本書に収められた10の短編がその戒めをことごとく打ち破ってしまった。

しかもどの作品もフェアプレイなのである。


以下、こちら↑より引用


1.犯人は物語の序盤に登場していなければならない。

2.探偵方法に超自然能力を用いてはならない。

3.犯行現場に秘密の扉を作る場合、二つ以上作ってはならない。

(『一つ以上作ってはならない』ともされるが誤訳)

4.常識的にありえない未知の薬物や、一般人の理解しづらい難解な科学技術を事件に適用してはならない。

5.中国人を登場させてはならない。


※この項目は人種差別ではなく、三文探偵小説にありがちな陳腐極まりない筋書きに対するノックス師の異議申し立てである 本書p7より引用


6.探偵は偶然や勘によって事件を解決してはならない。

7.探偵自身が犯人であってはならない。ただし犯人に変装するなどの場合は除く。

8.探偵は読者に明かしていない手がかりによって事件を解決してはならない。

9.探偵の助手にあたる人物(いわゆる『ワトソン役』)は自らの判断を全て読者に知らせなければならない。

10.双子や一人二役の人物を出す場合、その存在をあらかじめ読者に伝えなければならない。

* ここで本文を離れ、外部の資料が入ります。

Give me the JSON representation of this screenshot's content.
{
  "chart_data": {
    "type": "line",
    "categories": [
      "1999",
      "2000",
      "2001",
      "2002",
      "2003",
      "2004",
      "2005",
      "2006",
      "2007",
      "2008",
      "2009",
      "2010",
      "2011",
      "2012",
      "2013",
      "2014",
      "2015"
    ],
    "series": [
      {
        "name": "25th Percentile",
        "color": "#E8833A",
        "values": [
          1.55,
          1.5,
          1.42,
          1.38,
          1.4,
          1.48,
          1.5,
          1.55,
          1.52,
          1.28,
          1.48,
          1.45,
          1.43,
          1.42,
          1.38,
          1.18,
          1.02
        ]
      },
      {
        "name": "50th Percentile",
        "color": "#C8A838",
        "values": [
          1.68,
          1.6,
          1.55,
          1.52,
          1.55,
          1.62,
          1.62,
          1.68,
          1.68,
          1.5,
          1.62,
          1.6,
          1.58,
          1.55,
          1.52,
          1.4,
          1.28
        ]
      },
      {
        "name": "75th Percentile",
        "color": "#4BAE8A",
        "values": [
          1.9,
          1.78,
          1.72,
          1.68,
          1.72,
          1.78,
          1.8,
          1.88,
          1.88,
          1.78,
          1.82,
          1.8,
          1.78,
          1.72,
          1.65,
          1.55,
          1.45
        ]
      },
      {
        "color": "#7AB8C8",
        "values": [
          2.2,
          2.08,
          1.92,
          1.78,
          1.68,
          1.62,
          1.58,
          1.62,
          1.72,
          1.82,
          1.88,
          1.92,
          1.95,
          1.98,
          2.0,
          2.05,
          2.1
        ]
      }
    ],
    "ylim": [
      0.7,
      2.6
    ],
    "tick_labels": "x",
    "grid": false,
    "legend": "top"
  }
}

今まで読んできたミステリーは上記の定義に沿って書かれているものが大半だったので
自分も謎を解きながら読み進めれていたけれど、この定義外の設定で書かれたら
どうにもこうにも…まあ、ミステリーではない別の読みものとして読むしかなかった


また作者が1924年のボヘミアで生まれたこともあり時代背景等や名前・地名になじみが無さ過ぎるために「え~っとこれは誰だっけ?」現象に悩まされた (;^_^A


とはいえ、翻訳ミステリーにしては非常に読みやすい文章であることは確か
時代背景の特徴として女性が乱暴な言葉使いをした後「あらごめんなさい。次からは気を付けるわ」と上品な言葉に戻るのがなんとも時代を感じる
今の特に日本女性の言葉の汚さを当時の人が聞いたら「え?女性がしゃべっているの?